Machine Learning has two branches - they are Supervised and Unsupervised machine learning. In supervised machine learning, a set of inputs ( say x’s) is used to predict the outputs (say y). Here the output is already known. A training set is prepared where the network is tested on making some predictions, and if wrong those predictions are corrected. The training process continues till the desired level of accuracy is achieved.

Example - Back Propagation Neural Network

There are a number of ML methods like Support Vector Machines, random forest etc. Most of the ML algorithms find the complexity of the model from cross-validation. The delta value i.e the square of the difference between the expected and the resultant output is found out. Even in cross-sectional econometrics, the researcher finds out the effectiveness of a model by checking out other alternatives. As we come across data sets with many covariates, systematic model selection will become a standard part in econometrics. Machine learning prediction works on causal inference. The fundamental of supervised ML is that selection of a model is based by testing the accuracy on sample inputs. The accuracy of prediction determines if the model is a good fit.

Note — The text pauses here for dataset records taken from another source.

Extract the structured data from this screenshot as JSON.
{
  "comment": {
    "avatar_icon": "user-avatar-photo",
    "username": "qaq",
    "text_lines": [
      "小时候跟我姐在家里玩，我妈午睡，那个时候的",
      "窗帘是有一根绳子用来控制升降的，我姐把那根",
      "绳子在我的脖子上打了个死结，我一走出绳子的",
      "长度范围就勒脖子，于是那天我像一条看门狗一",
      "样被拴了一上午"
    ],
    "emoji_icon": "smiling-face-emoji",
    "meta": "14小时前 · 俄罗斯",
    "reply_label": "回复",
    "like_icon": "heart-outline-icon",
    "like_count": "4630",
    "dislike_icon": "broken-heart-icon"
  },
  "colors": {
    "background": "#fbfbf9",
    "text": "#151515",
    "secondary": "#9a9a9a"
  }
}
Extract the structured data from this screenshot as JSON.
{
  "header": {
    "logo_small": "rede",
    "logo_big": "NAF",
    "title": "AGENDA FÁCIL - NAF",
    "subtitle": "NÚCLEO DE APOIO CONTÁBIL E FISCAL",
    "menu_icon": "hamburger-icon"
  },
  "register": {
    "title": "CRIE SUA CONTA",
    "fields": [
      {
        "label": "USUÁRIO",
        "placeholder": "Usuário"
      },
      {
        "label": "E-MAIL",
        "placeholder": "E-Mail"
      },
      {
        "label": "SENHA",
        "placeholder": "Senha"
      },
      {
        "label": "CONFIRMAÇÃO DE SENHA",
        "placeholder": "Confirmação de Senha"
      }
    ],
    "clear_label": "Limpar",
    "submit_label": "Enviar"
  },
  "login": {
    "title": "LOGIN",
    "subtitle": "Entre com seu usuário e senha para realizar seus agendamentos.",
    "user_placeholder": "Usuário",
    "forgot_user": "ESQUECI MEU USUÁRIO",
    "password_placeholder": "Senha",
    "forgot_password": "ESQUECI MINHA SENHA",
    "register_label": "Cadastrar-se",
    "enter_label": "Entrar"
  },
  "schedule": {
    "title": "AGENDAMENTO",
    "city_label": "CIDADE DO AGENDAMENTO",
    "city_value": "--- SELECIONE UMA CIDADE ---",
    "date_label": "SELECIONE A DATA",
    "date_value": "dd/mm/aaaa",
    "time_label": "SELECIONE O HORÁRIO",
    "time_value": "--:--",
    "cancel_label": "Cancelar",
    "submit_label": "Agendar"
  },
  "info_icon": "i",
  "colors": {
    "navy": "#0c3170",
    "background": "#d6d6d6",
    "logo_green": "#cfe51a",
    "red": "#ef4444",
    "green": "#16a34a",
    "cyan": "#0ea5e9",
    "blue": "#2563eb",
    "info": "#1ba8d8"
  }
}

Economics are often concerned with questions like, the effects of price changes, or changing the minimum wage. The foundation of classical econometrics says that prediction is not based on causal inference; it is found that price and quantity are positively correlated. The cost of living in cities of higher income is higher, as demand for an item increases so does the price. If prices and quantities are positively correlated in the data, the data mapping would not be accurate in case of a model that considers causal effects. The economic model based on causal effect would do good in counterfactual predictions.

Regression trees are decision trees where the target variable can take continuous values. They can be used to determine, what would be the reaction of an individual if the price changes based on his characteristics.

Unsupervised machine learning differs from supervised learning in that the input does not have a known output. This algorithm is effective in finding similar patterns. They can be used to find news which are based on the same topic; even in youtube when you watch videos on a particular topic you get a cluster based on similar topics. Empirical economics will improve a lot by using more sophisticated statistical techniques and more sophisticated statistical validation tests.

Inspired from te brilliant Susan Athey's answer in quora.